In about an hour, the emergency room was full.   

It is 46 years later, and my nine-year-old grandson, Jack, is over at our house watching the game. It is rare when he has his Bubby and Zaidie to himself, without the presence of his older sister or younger cousin. He has developed a passionate attachment to the Habs. The other night he watched their triumphant 6-3 victory with his other grandparents, and he is beside himself with excitement tonight! Dave and I are intent on spoiling him. We ordered sushi for dinner and ice cream for dessert, as per his request. We settle on the couch, and he watches with total concentration and intensity. He groans when Washington scores the first goal, and whoops with delight at the brilliant stops by Jakob Dobes. When the Canadiens tie it up, he is literally dancing. Dave is keeping up a constant play by play analysis, explaining to Jack the intricacies of the game. Then comes that heartbreaking third period. The questionable calls, the courageous penalty killing. The team of youngsters fighting back against the old bear’s team. It is late, and Jack is losing his composure. When the Canadiens lose, he is devastated. Dave takes him home trying to explain that they are a young team, and they are building a future where they will be champions. 

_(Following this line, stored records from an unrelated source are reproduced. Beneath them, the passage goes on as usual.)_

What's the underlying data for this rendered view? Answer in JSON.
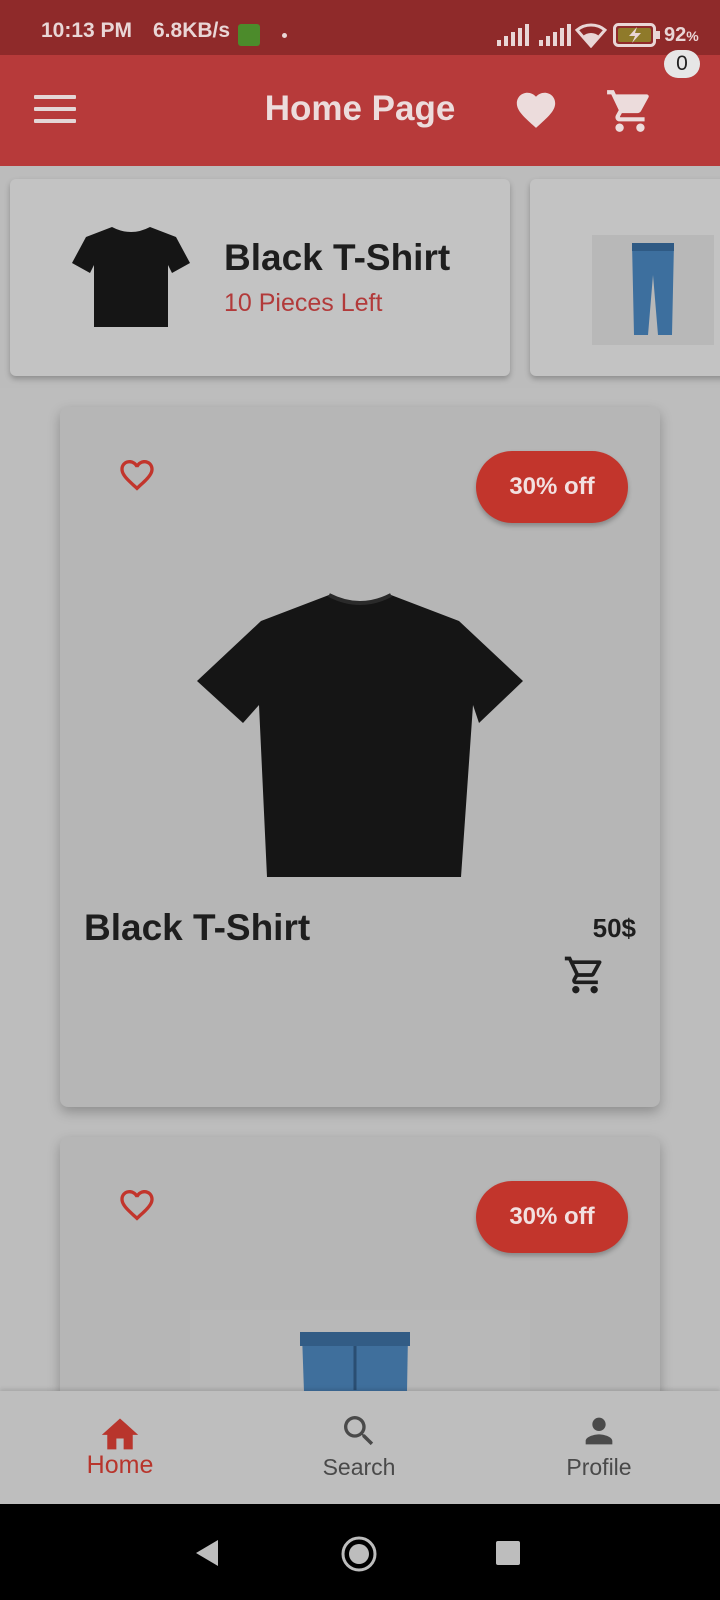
{
  "status_bar": {
    "time": "10:13 PM",
    "net_speed": "6.8KB/s",
    "battery": "92",
    "battery_unit": "%"
  },
  "app_bar": {
    "title": "Home Page",
    "menu_icon": "menu-icon",
    "favorites_icon": "heart-icon",
    "cart_icon": "cart-icon",
    "cart_count": "0"
  },
  "carousel": {
    "items": [
      {
        "title": "Black T-Shirt",
        "stock": "10 Pieces Left",
        "image": "black-tshirt"
      },
      {
        "title": "",
        "stock": "",
        "image": "blue-jeans"
      }
    ]
  },
  "products": [
    {
      "name": "Black T-Shirt",
      "price": "50$",
      "discount": "30% off",
      "image": "black-tshirt"
    },
    {
      "name": "",
      "price": "",
      "discount": "30% off",
      "image": "blue-jeans"
    }
  ],
  "bottom_nav": {
    "items": [
      {
        "label": "Home",
        "icon": "home-icon",
        "active": true
      },
      {
        "label": "Search",
        "icon": "search-icon",
        "active": false
      },
      {
        "label": "Profile",
        "icon": "person-icon",
        "active": false
      }
    ]
  },
  "colors": {
    "primary": "#b73a3a",
    "status_bar": "#8f2a2a",
    "accent_red": "#c2352c",
    "background": "#bdbdbd"
  }
}
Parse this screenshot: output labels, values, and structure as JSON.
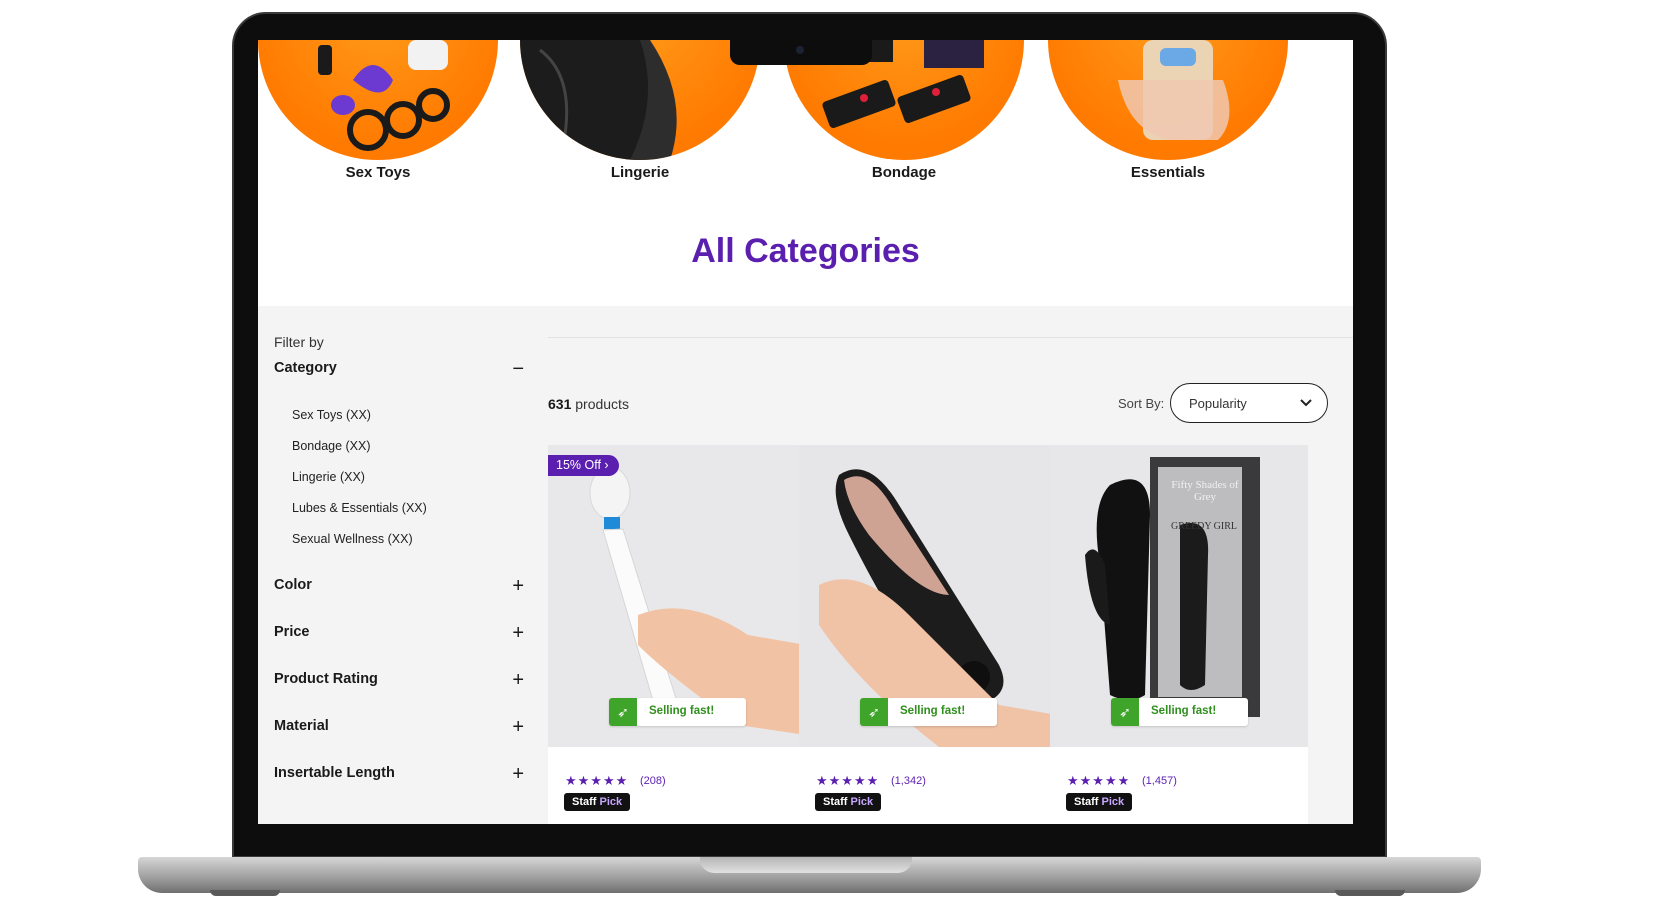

In Family Medicine we are also building a future. This year, more medical students than ever before chose family medicine in the Quebec match. Despite the government’s continued boneheaded mismanagement of the healthcare system, these courageous youngsters are elbows up, willing to commit to the challenge of becoming family doctors, because they want to do what is best for patients and provide the primary care that they really need. They soon will be our champions! Forty-six years ago, I knew nothing about hockey or Family Medicine. I was an optimist as I still am.

Let’s have hope, and practice good medicine, and continue to fight the good fight.